The slick material was cold on my legs. The socks wouldn’t stay up. The shoes were too tight and too pointy.
The shirt strangled my neck when buttoned. The clip-on tie hid the cause of strangulation but randomly dangled in plates.
The suit coat might’ve been tolerable if the pockets weren’t fake.
When a suit was required, so was “goop.”
Goop was a green-in-the-bottle hair tonic that parents combed through our hair. It was cold on our head and smelled like chemicals. But it was the style. As a kid, you had to submit to your parent’s game of dress-up.
To them, we were life-size GI Joes. But we felt like Gumby.
Suits were only worn at church. Or weddings or funerals. None of which were enjoyed.
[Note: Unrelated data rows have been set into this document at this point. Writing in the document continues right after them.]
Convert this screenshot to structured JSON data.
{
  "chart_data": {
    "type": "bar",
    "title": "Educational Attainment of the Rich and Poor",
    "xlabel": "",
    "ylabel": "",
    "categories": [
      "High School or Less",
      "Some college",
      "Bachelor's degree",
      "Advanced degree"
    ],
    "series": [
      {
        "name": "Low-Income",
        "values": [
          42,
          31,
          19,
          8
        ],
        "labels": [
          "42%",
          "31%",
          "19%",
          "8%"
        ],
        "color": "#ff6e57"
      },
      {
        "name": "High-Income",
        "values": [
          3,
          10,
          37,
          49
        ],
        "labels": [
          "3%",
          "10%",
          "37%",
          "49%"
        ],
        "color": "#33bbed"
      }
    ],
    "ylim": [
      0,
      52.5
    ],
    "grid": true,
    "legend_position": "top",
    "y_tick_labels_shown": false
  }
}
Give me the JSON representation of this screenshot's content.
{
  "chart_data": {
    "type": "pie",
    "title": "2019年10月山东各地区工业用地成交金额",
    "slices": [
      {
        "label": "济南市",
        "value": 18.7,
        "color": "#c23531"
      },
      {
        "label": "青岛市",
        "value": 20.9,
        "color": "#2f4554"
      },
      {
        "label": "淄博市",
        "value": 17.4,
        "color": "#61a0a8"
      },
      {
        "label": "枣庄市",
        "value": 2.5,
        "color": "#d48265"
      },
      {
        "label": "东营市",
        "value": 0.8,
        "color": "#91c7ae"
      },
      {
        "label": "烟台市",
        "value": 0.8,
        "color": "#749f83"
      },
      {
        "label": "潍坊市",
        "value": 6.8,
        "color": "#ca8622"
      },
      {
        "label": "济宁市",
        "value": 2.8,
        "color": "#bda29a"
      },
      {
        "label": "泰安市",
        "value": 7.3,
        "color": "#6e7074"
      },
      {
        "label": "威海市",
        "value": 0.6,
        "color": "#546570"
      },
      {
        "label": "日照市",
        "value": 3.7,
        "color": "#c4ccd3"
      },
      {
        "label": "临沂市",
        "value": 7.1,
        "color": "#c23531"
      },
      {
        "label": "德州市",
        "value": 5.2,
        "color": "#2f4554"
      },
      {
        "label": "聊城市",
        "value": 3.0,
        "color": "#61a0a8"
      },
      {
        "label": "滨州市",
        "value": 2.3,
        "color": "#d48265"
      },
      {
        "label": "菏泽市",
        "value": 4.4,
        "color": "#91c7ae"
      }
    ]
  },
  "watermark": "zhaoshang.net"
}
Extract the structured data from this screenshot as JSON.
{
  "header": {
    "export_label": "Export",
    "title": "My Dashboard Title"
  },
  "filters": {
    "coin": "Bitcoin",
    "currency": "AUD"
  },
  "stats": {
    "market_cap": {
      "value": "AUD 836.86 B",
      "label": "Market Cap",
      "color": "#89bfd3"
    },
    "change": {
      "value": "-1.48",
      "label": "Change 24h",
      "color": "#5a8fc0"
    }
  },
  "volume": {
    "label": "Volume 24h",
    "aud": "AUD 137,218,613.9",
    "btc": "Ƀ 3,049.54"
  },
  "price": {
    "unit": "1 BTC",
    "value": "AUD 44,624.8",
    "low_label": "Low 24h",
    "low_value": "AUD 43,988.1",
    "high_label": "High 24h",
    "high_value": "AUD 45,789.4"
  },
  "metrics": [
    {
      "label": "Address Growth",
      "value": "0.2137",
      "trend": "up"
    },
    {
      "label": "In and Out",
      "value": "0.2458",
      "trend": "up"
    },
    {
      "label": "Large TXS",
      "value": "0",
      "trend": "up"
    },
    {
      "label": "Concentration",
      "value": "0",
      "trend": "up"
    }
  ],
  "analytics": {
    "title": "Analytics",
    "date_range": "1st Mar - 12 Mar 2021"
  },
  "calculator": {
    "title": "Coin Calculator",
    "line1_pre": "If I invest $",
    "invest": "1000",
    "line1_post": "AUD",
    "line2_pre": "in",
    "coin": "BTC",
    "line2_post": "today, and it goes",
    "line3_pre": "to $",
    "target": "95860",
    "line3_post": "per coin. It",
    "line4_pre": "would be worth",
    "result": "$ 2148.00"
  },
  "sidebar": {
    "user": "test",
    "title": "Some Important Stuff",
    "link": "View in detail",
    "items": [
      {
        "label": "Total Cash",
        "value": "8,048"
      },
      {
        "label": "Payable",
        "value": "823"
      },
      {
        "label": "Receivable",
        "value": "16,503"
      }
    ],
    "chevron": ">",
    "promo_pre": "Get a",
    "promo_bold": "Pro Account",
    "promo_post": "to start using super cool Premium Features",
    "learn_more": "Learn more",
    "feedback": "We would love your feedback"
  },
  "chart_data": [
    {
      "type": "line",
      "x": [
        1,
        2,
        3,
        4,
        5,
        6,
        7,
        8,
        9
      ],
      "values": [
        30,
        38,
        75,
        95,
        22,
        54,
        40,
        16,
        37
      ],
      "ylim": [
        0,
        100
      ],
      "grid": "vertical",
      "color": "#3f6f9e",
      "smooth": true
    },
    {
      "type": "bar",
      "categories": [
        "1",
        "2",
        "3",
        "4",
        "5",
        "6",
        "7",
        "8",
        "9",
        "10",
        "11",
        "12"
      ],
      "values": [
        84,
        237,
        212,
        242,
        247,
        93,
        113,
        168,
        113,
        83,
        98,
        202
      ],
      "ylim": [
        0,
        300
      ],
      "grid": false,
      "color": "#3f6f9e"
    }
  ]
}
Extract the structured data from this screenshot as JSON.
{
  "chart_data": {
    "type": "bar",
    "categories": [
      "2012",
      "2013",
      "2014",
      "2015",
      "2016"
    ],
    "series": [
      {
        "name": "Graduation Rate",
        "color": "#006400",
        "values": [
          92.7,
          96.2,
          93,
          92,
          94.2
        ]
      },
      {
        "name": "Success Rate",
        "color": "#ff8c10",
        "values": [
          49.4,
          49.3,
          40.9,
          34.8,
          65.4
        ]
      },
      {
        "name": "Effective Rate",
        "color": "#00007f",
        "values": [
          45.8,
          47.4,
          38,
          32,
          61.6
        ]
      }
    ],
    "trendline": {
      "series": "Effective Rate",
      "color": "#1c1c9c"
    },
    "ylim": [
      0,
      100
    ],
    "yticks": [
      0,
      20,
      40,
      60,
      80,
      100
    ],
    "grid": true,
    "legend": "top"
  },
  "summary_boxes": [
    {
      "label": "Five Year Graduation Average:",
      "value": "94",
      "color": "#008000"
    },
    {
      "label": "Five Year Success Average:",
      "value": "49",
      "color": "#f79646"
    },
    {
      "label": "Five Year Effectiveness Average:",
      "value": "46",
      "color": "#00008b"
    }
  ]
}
Then there was my 16-year management career. That required shirts and ties and pointy shoes. The occasional suit coat. At least those had real pockets.
So I’ve always hated suits.
Jeans represented freedom. Cut-offs in the summer. Layered pairs in the winter.
When I was in jeans, I was out from under the thumb of parents and employers.
This imprinted me deeply.
I may have overcompensated. I just counted 34 pairs of jeans in my closet.
One suit. With dust on the shoulders.
To me, the best benefit of financial freedom is escaping somebody else's required costume.